Yay again. I hope. I don’t suppose you can talk the Nextdoor person into sending us pictures?
I’m glad you found a place for him!
Oh well done, @aurora_maire! You are a hero.
Yeah, pictures aren’t happening. The only time I got a good look at it was when I originally picked it up out of the pile of branches where I found it, when I got it off the engine this morning and when I grabbed it from behind a bookcase to put it in a box earlier. Hiding is its thing. I would imagine that it is hiding right now at its new home. All I know is that it is a little gray fuzzball.
I do hope that being in a permanent situation will help it calm down in the next few days. That little thing has been through too much trauma since Friday.
That reads a little differently than you probably intended.
Glad to hear the OP’s kitten got out.
I had a kitten hide in an engine compartment once. It got wedged in tehre good and it was the devil to lay on the ground under the truck, reach up between the big metal bits and get ahold of enough very scared cat to drag it out. We tried the coaxing and food first of course but 24 hours later we figured we had to get vigorous or it was gonna dehydrate in there.
We gave it to a neighbor and it had a normal catly life after that rough start.
Hadn’t thought about that little adventure in a very long time. Would have been about 1986. And yes, once we got it out it was adorable despite the grease & grunge in its fur.
We lived on a farm that had barn cats. There were new kittens every Spring.
One year my wife drove to work and at break time someone asked her if she saw the kittens in the parking lot. Three cats had climbed into spaces on her car and held on at highway speeds.
They were all caught and made the trip home in a box inside the car.
Our girls were so happy to get their kittens back.
On a somewhat related issue, somebody dropped off a pet rabbit at my parents’ house a few years back. They didn’t make a pet out of it but my mother would put food out for it, so it settled in around their house (as I recall, it liked staying under their porch).
It didn’t go under my parents’ cars and anyone else’s. But for some reason it liked my car and would often crawl under my car when I was visiting them. I had to always check under my car when I was leaving to see if the rabbit was there and I needed to chase it out before driving away. At least it was easy to spot because it was huge.
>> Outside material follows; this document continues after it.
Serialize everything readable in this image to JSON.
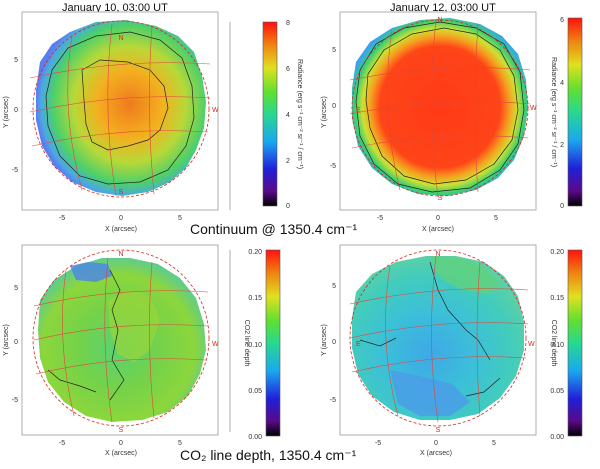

I’ve got a good friend who drives truck for a company supplying feed to farmers. Once when he made a stop he discovered a cat clinging to the underside of the truck.
He likes cats, pays attention to them, and recognized this one as belonging on the farm he’d previously stopped at. The cat got a ride back there – very much inside the cab of the truck.
Now that l have done the sweet story, it’s time for some horrible.
I was getting gas one summer day and the smell coming from the front of the car was eye watering. I think we all know what death smells like, but this was hot death.
I opened the hood, and saw the remains of a cat on top of the engine. The cat got its face in the fan and it was torn up. I can still see the white lower jaw and teeth that were hanging on by a thread of flesh.
I drove back to the farm and parked next to the burning barrel. Used a pliers to fish the carcass out from the hoses, cables, and linkage.
I was glad the kids were still in school so they didn’t have to join me in the horror fest.
Sorry.
Darwin’s a harsh Master.
Always has been; always will be.
Shame you personally got to “help” Darwin along with that one.